Delta had American’s problems a few years ago, so got competitive in small but rich hub cities. They’ve dominated JetBlue in Boston, but have a mixed record against Alaska in Seattle, and are now even challenging American in Miami.

[7] American also has a Washington DC operation at (the much more premium and convenient) National / Reagan airport but the airport is packed, has tiny runways (no big planes) and a “perimeter rule” that limits flights >1,250 miles (about as far as Oklahoma City).

American also has a crazy idea to be the leading airline in the “125th-200th” largest metros in the US. This has a different problem: serving these markets well means increasing frequency by “downgauging” to smaller planes. These smaller planes cost more to operate so you need richer customers. That might exist in Hyannis, Martha’s Vineyard, but probably not in Topeka, Kansas.

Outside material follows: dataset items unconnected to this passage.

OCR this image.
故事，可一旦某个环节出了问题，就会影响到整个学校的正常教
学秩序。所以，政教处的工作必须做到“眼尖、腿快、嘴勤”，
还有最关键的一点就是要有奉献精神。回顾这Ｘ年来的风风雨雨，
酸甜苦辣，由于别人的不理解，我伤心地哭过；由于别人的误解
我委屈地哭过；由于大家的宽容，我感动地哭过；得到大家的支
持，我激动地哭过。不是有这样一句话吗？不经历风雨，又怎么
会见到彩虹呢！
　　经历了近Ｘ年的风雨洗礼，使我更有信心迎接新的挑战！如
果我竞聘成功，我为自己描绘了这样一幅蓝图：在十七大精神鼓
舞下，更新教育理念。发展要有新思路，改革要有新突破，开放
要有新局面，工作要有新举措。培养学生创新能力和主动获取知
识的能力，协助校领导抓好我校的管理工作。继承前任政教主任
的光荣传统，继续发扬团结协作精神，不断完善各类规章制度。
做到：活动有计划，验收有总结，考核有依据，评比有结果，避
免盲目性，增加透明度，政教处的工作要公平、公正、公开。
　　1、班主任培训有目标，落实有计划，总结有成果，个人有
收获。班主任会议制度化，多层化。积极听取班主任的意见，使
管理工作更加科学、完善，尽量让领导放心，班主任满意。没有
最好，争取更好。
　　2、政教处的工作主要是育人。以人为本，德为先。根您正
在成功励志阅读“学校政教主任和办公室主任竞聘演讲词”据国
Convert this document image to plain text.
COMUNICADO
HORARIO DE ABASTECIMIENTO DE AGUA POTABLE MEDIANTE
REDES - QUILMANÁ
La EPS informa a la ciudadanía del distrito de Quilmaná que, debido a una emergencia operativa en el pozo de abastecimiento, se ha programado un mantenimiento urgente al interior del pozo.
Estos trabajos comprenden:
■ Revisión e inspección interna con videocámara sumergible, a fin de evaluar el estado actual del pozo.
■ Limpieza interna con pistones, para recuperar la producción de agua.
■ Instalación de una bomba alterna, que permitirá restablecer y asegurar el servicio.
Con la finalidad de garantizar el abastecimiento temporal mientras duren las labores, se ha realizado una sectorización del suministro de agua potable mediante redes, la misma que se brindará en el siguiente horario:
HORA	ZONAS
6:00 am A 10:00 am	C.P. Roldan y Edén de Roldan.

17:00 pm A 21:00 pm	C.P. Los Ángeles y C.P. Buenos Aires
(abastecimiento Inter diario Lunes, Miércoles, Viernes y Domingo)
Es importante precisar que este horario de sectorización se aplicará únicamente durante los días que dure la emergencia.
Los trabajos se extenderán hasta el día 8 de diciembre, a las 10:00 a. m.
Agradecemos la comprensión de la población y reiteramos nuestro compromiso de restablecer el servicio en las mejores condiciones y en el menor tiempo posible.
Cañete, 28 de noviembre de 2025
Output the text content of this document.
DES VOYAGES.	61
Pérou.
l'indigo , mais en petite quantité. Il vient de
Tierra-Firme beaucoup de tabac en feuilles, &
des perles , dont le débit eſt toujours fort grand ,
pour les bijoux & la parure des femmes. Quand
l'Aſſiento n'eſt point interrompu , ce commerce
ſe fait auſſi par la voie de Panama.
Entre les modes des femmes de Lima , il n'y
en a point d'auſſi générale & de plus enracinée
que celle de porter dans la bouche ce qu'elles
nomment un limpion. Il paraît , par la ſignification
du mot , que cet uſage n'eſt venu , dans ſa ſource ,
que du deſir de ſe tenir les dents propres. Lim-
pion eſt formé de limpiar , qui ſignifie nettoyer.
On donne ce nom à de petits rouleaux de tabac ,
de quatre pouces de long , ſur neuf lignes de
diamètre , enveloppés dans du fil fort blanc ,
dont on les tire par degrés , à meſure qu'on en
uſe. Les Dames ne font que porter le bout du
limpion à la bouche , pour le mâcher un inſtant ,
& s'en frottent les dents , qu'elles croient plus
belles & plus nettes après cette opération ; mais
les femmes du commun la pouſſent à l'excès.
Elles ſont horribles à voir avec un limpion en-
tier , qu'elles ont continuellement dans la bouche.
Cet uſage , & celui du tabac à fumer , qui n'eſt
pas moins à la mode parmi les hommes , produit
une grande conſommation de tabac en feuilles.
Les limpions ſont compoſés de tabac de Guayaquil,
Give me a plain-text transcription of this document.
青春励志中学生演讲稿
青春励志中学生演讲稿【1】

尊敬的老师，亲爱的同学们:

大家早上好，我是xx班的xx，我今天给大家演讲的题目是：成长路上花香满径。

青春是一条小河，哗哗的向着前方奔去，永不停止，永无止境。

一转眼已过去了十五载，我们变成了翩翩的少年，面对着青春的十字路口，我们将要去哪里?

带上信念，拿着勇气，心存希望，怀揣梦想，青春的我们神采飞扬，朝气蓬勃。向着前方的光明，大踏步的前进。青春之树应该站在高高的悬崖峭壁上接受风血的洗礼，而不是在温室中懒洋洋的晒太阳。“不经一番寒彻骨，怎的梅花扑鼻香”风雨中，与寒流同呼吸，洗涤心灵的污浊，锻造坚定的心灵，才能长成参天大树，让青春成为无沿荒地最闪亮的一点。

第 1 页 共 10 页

[8] Southwest did so many things differently (point-to-point, and was profitable for 47 consecutive fiscal years. But the airline’s egalitarianism, point-to-point domestic network, and dispersed geography meant is could never develop as much of a halo around its credit card points. As the airline’s underinvestment in technology caused operational mayhem, there was no golden mileage goose to fall back to.

[9] United’s MileagePlus program was appraised at $22b (>70% of its market cap), American’s AAdvantage program at $20b-$32b (300% - 450% of its market cap). Delta’s Skymiles program was not publicly appraised.